I found myself in the midst of another interesting Facebook debate last Thursday after posting images of pylons which will (there’s no may about it) soon form a part of the south-east’s landscape.
“I’m consistent in saying that if people want to live outside urban groupings in stand alone housing then they must accept the things that we accept in the city,” posted one respondent.
“Necessary infrastructures. I find rural dwellers sometimes a bit precious about ‘their’ land, ‘their views’, etc.”
Lobbing the debating ball back across the net, I replied: “We’re all precious about something in fairness. And regardless of someone’s view, everyone’s entitled to a standpoint.
“To be fair, a good few landowners I’ve spoken to have said that compensation is not the pressing matter here. And a necessary infrastructure as you put it would never run through an urban area, so you’re not comparing like with like.”
The respondent, who lives in Waterford city to the best of my knowledge, fired the ball back at me, posting: “I take a bigger look at these things. What’s necessary for all can’t be held up by a tiny minority. Farming of course excluded. My beef is with McMansion dwellers.”
While hardly hitting what could be described as a tie-break winner with my next reply, I typed: “This project is going ahead, that’s cast in stone. My parents’ house is, to the best of my knowledge, the third closest to the two wind turbines in Portlaw; we don’t mind them at all, but two is enough – if there were six up there, there’d be a considerable bit of noise.
“And again, to be fair, it’s easy to say ‘ah sure put up with it’ when you yourself are not affected by a change.”
Not In My Back Yard – or NIMBY as it’s more commonly known as, is a phrase which tends to reappear when a major infrastructural project threatens, as concerned locals would perceive it, the natural beauty and peace of their locality.
Those proposing such projects, naturally, view such matters primarily through an economic prism – and, from a commercial, money-making, job-generating perspective, that hardly constitutes a crime.
On the face of it, this is a ‘Little Against Large’ battle, and it’s all too easy for, let’s face it, ‘outsiders’ to dismiss the views of rural residents, farmers and landowners purely on parochial grounds.
If this project isn’t coming within an ass’s roar of where you live, then an ivory tower is the only tall structure which any such commentator is likely to occupy when discussing the matter.
On Wednesday last, speaking to representatives of 51 Irish regional newspapers, well-known architect and television presenter Duncan Stewart referred to the small level of Irish homes heated by renewable energy. “Just one and a half per cent of homes in Ireland are heated by renewable energy, a lamentable statistic in the Ireland of 2013,” he said.
“We are 90 per cent dependent on energy and fuel imports (with 95 per cent of that being fossil fuels) and we spend a staggering €6.5 billion in energy imports.

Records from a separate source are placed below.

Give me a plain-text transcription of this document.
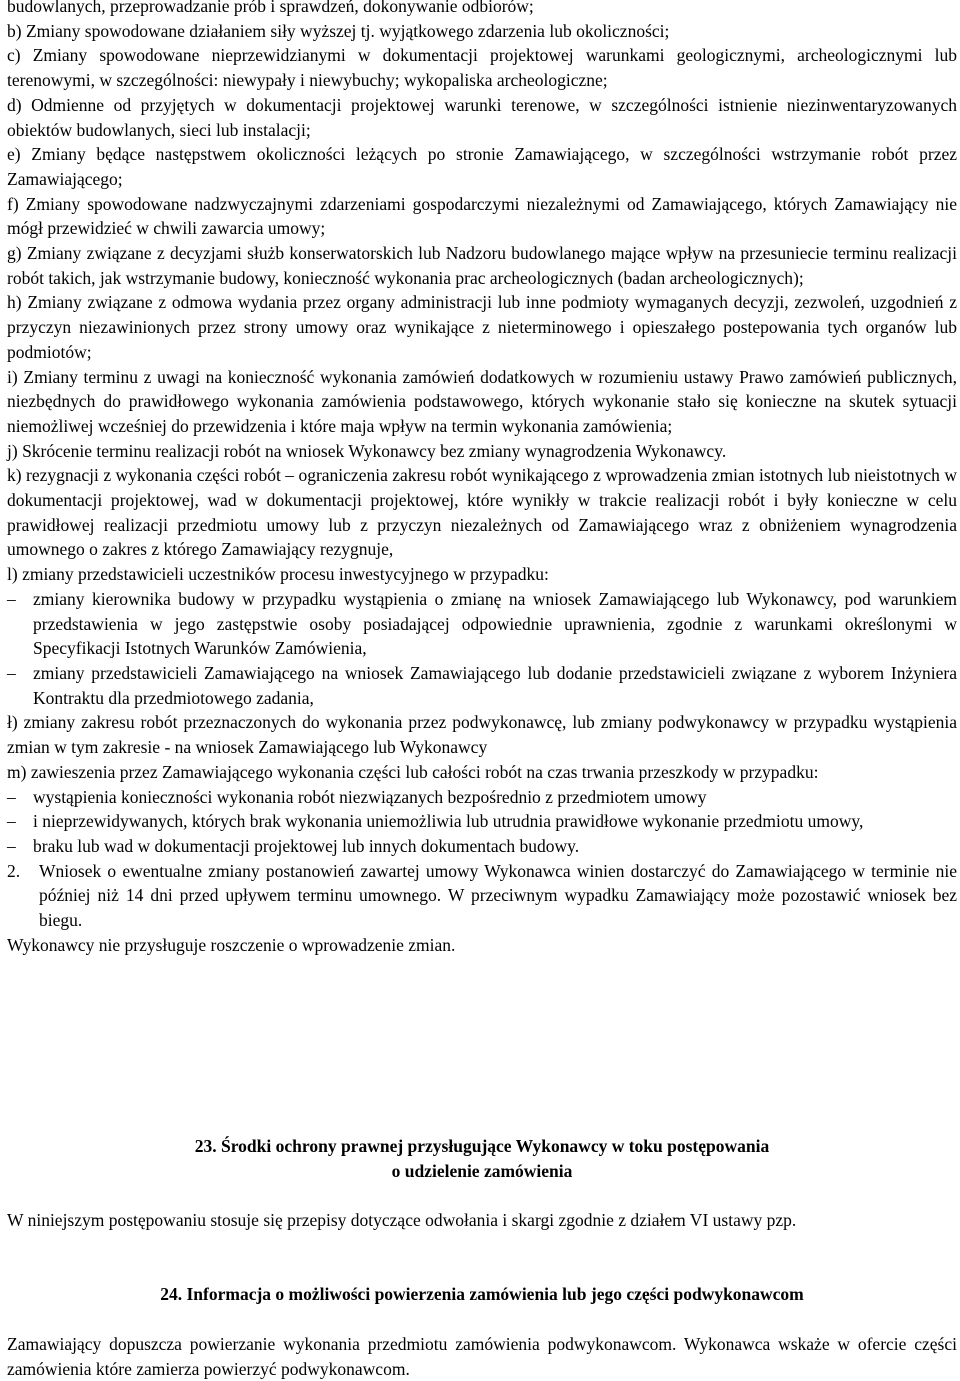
budowlanych, przeprowadzanie prób i sprawdzeń, dokonywanie odbiorów;

b) Zmiany spowodowane działaniem siły wyższej tj. wyjątkowego zdarzenia lub okoliczności;

c) Zmiany spowodowane nieprzewidzianymi w dokumentacji projektowej warunkami geologicznymi, archeologicznymi lub terenowymi, w szczególności: niewypały i niewybuchy; wykopaliska archeologiczne;

d) Odmienne od przyjętych w dokumentacji projektowej warunki terenowe, w szczególności istnienie niezinwentaryzowanych obiektów budowlanych, sieci lub instalacji;

e) Zmiany będące następstwem okoliczności leżących po stronie Zamawiającego, w szczególności wstrzymanie robót przez Zamawiającego;

f) Zmiany spowodowane nadzwyczajnymi zdarzeniami gospodarczymi niezależnymi od Zamawiającego, których Zamawiający nie mógł przewidzieć w chwili zawarcia umowy;

g) Zmiany związane z decyzjami służb konserwatorskich lub Nadzoru budowlanego mające wpływ na przesuniecie terminu realizacji robót takich, jak wstrzymanie budowy, konieczność wykonania prac archeologicznych (badan archeologicznych);

h) Zmiany związane z odmowa wydania przez organy administracji lub inne podmioty wymaganych decyzji, zezwoleń, uzgodnień z przyczyn niezawinionych przez strony umowy oraz wynikające z nieterminowego i opieszałego postepowania tych organów lub podmiotów;

i) Zmiany terminu z uwagi na konieczność wykonania zamówień dodatkowych w rozumieniu ustawy Prawo zamówień publicznych, niezbędnych do prawidłowego wykonania zamówienia podstawowego, których wykonanie stało się konieczne na skutek sytuacji niemożliwej wcześniej do przewidzenia i które maja wpływ na termin wykonania zamówienia;

j) Skrócenie terminu realizacji robót na wniosek Wykonawcy bez zmiany wynagrodzenia Wykonawcy.

k) rezygnacji z wykonania części robót – ograniczenia zakresu robót wynikającego z wprowadzenia zmian istotnych lub nieistotnych w dokumentacji projektowej, wad w dokumentacji projektowej, które wynikły w trakcie realizacji robót i były konieczne w celu prawidłowej realizacji przedmiotu umowy lub z przyczyn niezależnych od Zamawiającego wraz z obniżeniem wynagrodzenia umownego o zakres z którego Zamawiający rezygnuje,

l) zmiany przedstawicieli uczestników procesu inwestycyjnego w przypadku:

– zmiany kierownika budowy w przypadku wystąpienia o zmianę na wniosek Zamawiającego lub Wykonawcy, pod warunkiem przedstawienia w jego zastępstwie osoby posiadającej odpowiednie uprawnienia, zgodnie z warunkami określonymi w Specyfikacji Istotnych Warunków Zamówienia,
– zmiany przedstawicieli Zamawiającego na wniosek Zamawiającego lub dodanie przedstawicieli związane z wyborem Inżyniera Kontraktu dla przedmiotowego zadania,

ł) zmiany zakresu robót przeznaczonych do wykonania przez podwykonawcę, lub zmiany podwykonawcy w przypadku wystąpienia zmian w tym zakresie - na wniosek Zamawiającego lub Wykonawcy

m) zawieszenia przez Zamawiającego wykonania części lub całości robót na czas trwania przeszkody w przypadku:

– wystąpienia konieczności wykonania robót niezwiązanych bezpośrednio z przedmiotem umowy
– i nieprzewidywanych, których brak wykonania uniemożliwia lub utrudnia prawidłowe wykonanie przedmiotu umowy,
– braku lub wad w dokumentacji projektowej lub innych dokumentach budowy.
2. Wniosek o ewentualne zmiany postanowień zawartej umowy Wykonawca winien dostarczyć do Zamawiającego w terminie nie później niż 14 dni przed upływem terminu umownego. W przeciwnym wypadku Zamawiający może pozostawić wniosek bez biegu.

Wykonawcy nie przysługuje roszczenie o wprowadzenie zmian.

23. Środki ochrony prawnej przysługujące Wykonawcy w toku postępowania

o udzielenie zamówienia

W niniejszym postępowaniu stosuje się przepisy dotyczące odwołania i skargi zgodnie z działem VI ustawy pzp.

24. Informacja o możliwości powierzenia zamówienia lub jego części podwykonawcom

Zamawiający dopuszcza powierzanie wykonania przedmiotu zamówienia podwykonawcom. Wykonawca wskaże w ofercie części zamówienia które zamierza powierzyć podwykonawcom.
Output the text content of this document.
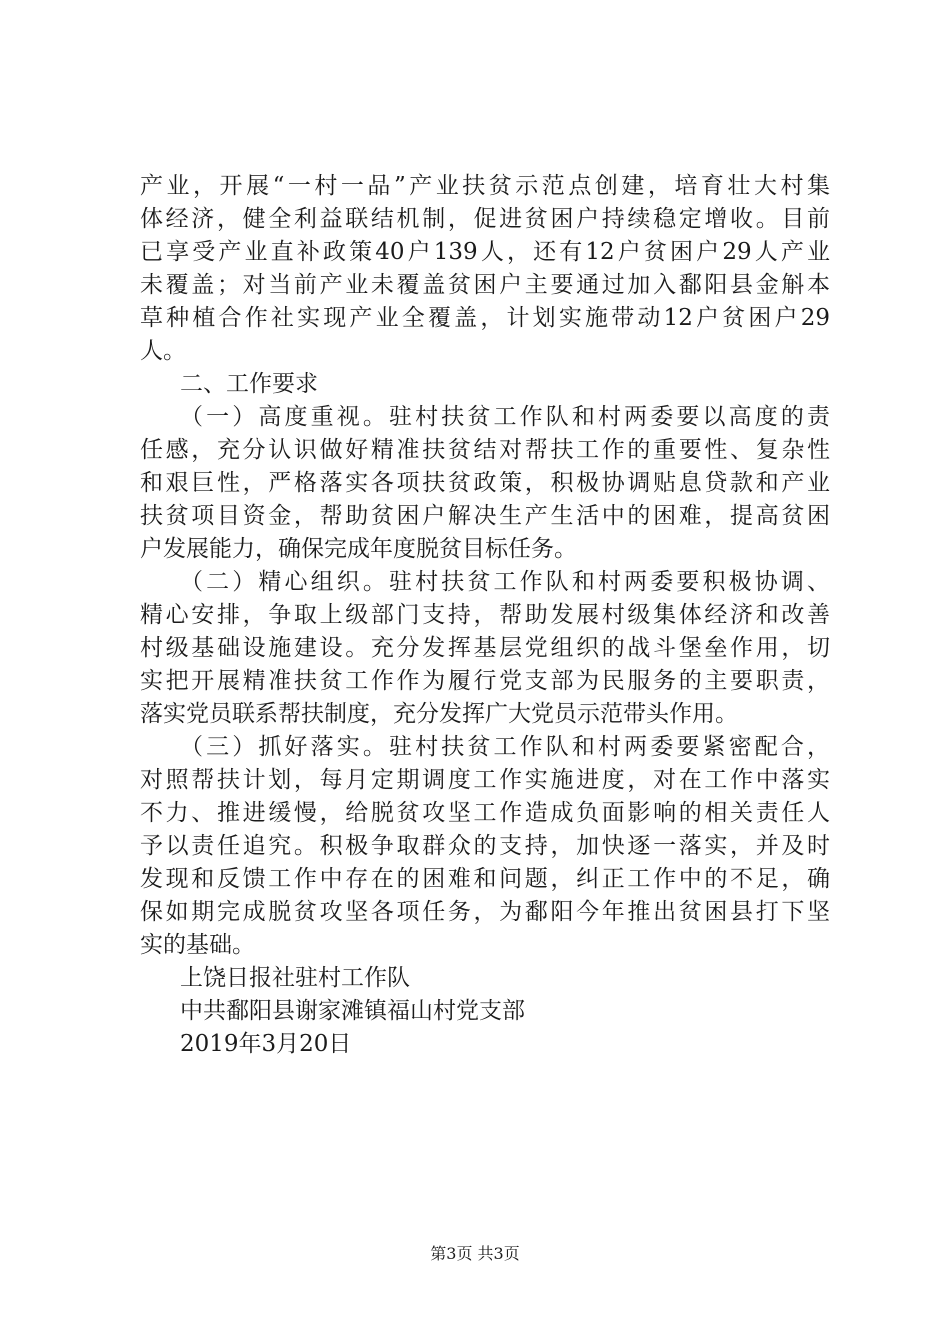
产业，开展“一村一品”产业扶贫示范点创建，培育壮大村集
体经济，健全利益联结机制，促进贫困户持续稳定增收。目前
已享受产业直补政策40户139人，还有12户贫困户29人产业
未覆盖；对当前产业未覆盖贫困户主要通过加入鄱阳县金斛本
草种植合作社实现产业全覆盖，计划实施带动12户贫困户29
人。
二、工作要求
（一）高度重视。驻村扶贫工作队和村两委要以高度的责
任感，充分认识做好精准扶贫结对帮扶工作的重要性、复杂性
和艰巨性，严格落实各项扶贫政策，积极协调贴息贷款和产业
扶贫项目资金，帮助贫困户解决生产生活中的困难，提高贫困
户发展能力，确保完成年度脱贫目标任务。
（二）精心组织。驻村扶贫工作队和村两委要积极协调、
精心安排，争取上级部门支持，帮助发展村级集体经济和改善
村级基础设施建设。充分发挥基层党组织的战斗堡垒作用，切
实把开展精准扶贫工作作为履行党支部为民服务的主要职责，
落实党员联系帮扶制度，充分发挥广大党员示范带头作用。
（三）抓好落实。驻村扶贫工作队和村两委要紧密配合，
对照帮扶计划，每月定期调度工作实施进度，对在工作中落实
不力、推进缓慢，给脱贫攻坚工作造成负面影响的相关责任人
予以责任追究。积极争取群众的支持，加快逐一落实，并及时
发现和反馈工作中存在的困难和问题，纠正工作中的不足，确
保如期完成脱贫攻坚各项任务，为鄱阳今年推出贫困县打下坚
实的基础。
上饶日报社驻村工作队
中共鄱阳县谢家滩镇福山村党支部
2019年3月20日
第3页 共3页
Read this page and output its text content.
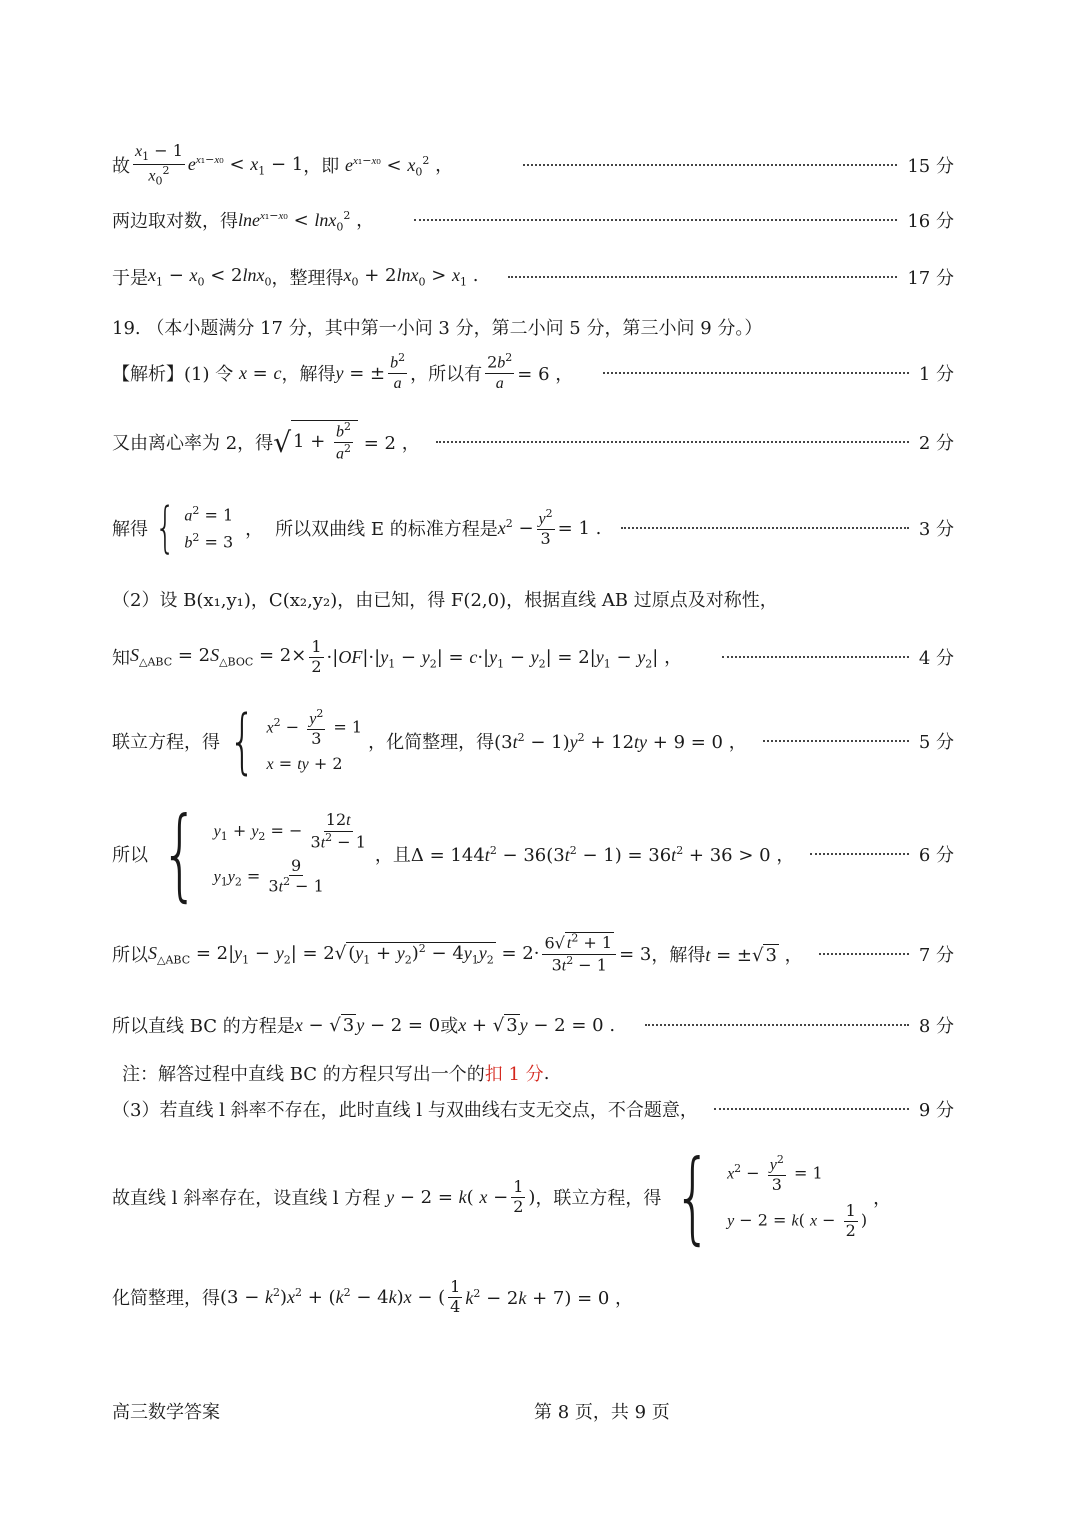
故 $\frac{x_1 - 1}{x_0^2} e^{x_1-x_0} < x_1 - 1$ ，即 $e^{x_1-x_0} < x_0^2$ ，	15 分
两边取对数，得 lne$^{x_1-x_0}$ < lnx$_0^2$ ，	16 分
于是 $x_1 - x_0 < 2\ln x_0$ ，整理得 $x_0 + 2\ln x_0 > x_1$ .	17 分
19. （本小题满分 17 分，其中第一小问 3 分，第二小问 5 分，第三小问 9 分。）
【解析】(1) 令 x = c ，解得 y = ± $\frac{b^2}{a}$ ，所以有 $\frac{2b^2}{a} = 6$ ，	1 分
又由离心率为 2，得 √ $1 + \frac{b^2}{a^2} = 2$ ，	2 分
解得 { $a^2 = 1$
$b^2 = 3$
， 所以双曲线 E 的标准方程是 $x^2 - \frac{y^2}{3} = 1$ .	3 分
（2）设 B(x₁,y₁)，C(x₂,y₂)，由已知，得 F(2,0)，根据直线 AB 过原点及对称性，
知 $S_{\triangle ABC} = 2S_{\triangle BOC} = 2\times \frac{1}{2} \cdot|OF|\cdot|y_1 - y_2| = c\cdot|y_1 - y_2| = 2|y_1 - y_2|$ ，	4 分
联立方程，得 { $x^2 - \frac{y^2}{3} = 1$
x = ty + 2
，化简整理，得 $(3t^2 - 1)y^2 + 12ty + 9 = 0$ ，	5 分
所以 { $y_1 + y_2$ = − $\frac{12t}{3t^2 - 1}$
$y_1y_2 = \frac{9}{3t^2 - 1}$
，且 $\Delta = 144t^2 - 36(3t^2 - 1) = 36t^2 + 36 > 0$ ，	6 分
所以 $S_{\triangle ABC} = 2|y_1 - y_2| = 2√$ $(y_1 + y_2)^2 - 4y_1y_2 = 2\cdot \frac{6√ t^2 + 1}{3t^2 - 1} = 3$ ，解得 t = ±√ 3 ，	7 分
所以直线 BC 的方程是 x − √ 3 y − 2 = 0 或 x + √ 3 y − 2 = 0 .	8 分
注：解答过程中直线 BC 的方程只写出一个的 扣 1 分 .
（3）若直线 l 斜率不存在，此时直线 l 与双曲线右支无交点，不合题意，	9 分
故直线 l 斜率存在，设直线 l 方程 y − 2 = k( $x - \frac{1}{2}$ ) ，联立方程，得 { $x^2 - \frac{y^2}{3} = 1$
y − 2 = k( $x - \frac{1}{2}$ )
，
化简整理，得 $(3 - k^2)x^2 + (k^2 - 4k)x$ − ( $\frac{1}{4} k^2 - 2k + 7) = 0$ ，
高三数学答案	第 8 页，共 9 页
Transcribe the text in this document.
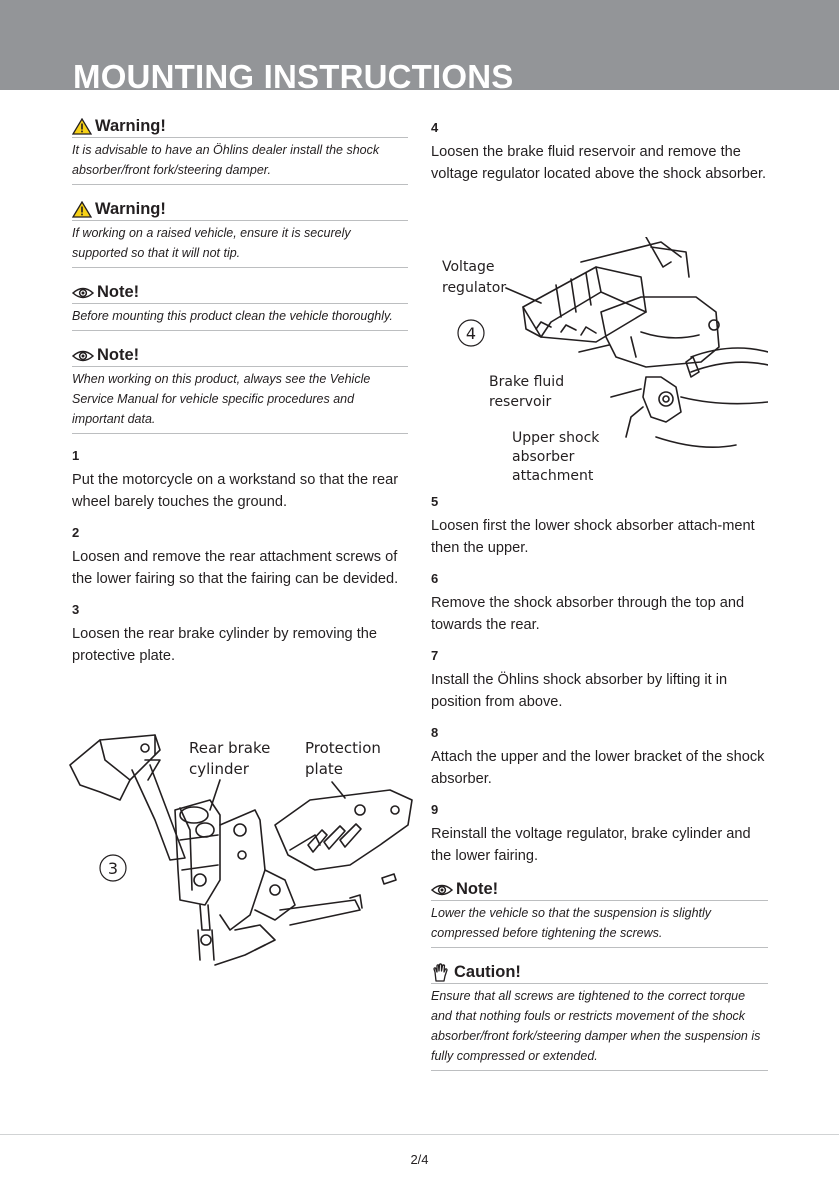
MOUNTING INSTRUCTIONS
Warning!
It is advisable to have an Öhlins dealer install the shock absorber/front fork/steering damper.
Warning!
If working on a raised vehicle, ensure it is securely supported so that it will not tip.
Note!
Before mounting this product clean the vehicle thoroughly.
Note!
When working on this product, always see the Vehicle Service Manual for vehicle specific procedures and important data.
1
Put the motorcycle on a workstand so that the rear wheel barely touches the ground.
2
Loosen and remove the rear attachment screws of the lower fairing so that the fairing can be devided.
3
Loosen the rear brake cylinder by removing the protective plate.
3
Rear brake
cylinder
Protection
plate
4
Loosen the brake fluid reservoir and remove the voltage regulator located above the shock absorber.
4
Voltage
regulator
Brake fluid
reservoir
Upper shock
absorber
attachment
5
Loosen first the lower shock absorber attach-ment then the upper.
6
Remove the shock absorber through the top and towards the rear.
7
Install the Öhlins shock absorber by lifting it in position from above.
8
Attach the upper and the lower bracket of the shock absorber.
9
Reinstall the voltage regulator, brake cylinder and the lower fairing.
Note!
Lower the vehicle so that the suspension is slightly compressed before tightening the screws.
Caution!
Ensure that all screws are tightened to the correct torque and that nothing fouls or restricts movement of the shock absorber/front fork/steering damper when the suspension is fully compressed or extended.
2/4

“Our dependency on fossil fuel is something which could come back to haunt us if oil supplies from the Middle East, as they have in the past, were to become limited; and that’s a threat we have to live with practically every day.”
I’d hoped to ask Duncan a question about the GridLink Project which, on the face of it, should reduce some of that €6.5 billion annual energy import spend in time, but as soon as he’d finished his presentation on Wednesday last, the ‘EcoEye’ front man made for the exit like Usain Bolt.
The EirGrid-backed project has mobilised residents across rural Waterford – Kilmacthomas, Rathgormack, Portlaw and Ballyduff to name but four areas – to do what they can to keep the project away from their parishes. Similar campaigns, as reported by Kieran Foley in last week’s edition have just been initiated across the Suir in Piltown and Mooncoin.
North along the Suir Valley, beyond Carrick-on-Suir, there are two potential routes for the €500 million project, both of which run within close proximity to where I live at present – Faugheen, three miles north of Carrick.
Indeed, one of the one-kilometre corridors marked on the map supplied by EirGrid appears to run through a field adjoining the place I currently call home.
Am I best pleased about this? To be honest, no. I look out my kitchen window and frequently marvel at the unspoiled beauty of the area, with the small electricity poles nearby thankfully diminished by the old oaks and horse chestnuts that have stood there for 150 years or more.
I’ve long since made my peace with the Portlaw wind turbines; in fact I think they’re aesthetically pleasing and have truly put the place I grew up on the map – be one positioned in Stradbally or the Six Cross Roads, one can view them.
But pylons, wherever they’re located, are an appalling visual blight on the landscape. And, in the event of them passing very, very close to where I currently live, then I shall, in time, have to make my peace with that as well.
But if the ‘NIMBY brigade’, as concerned locals may well be dubbed by those geographically and emotionally detached from such infrastructure proposals have something to say, then let them speak. And let their voices be fairly and equitably heard.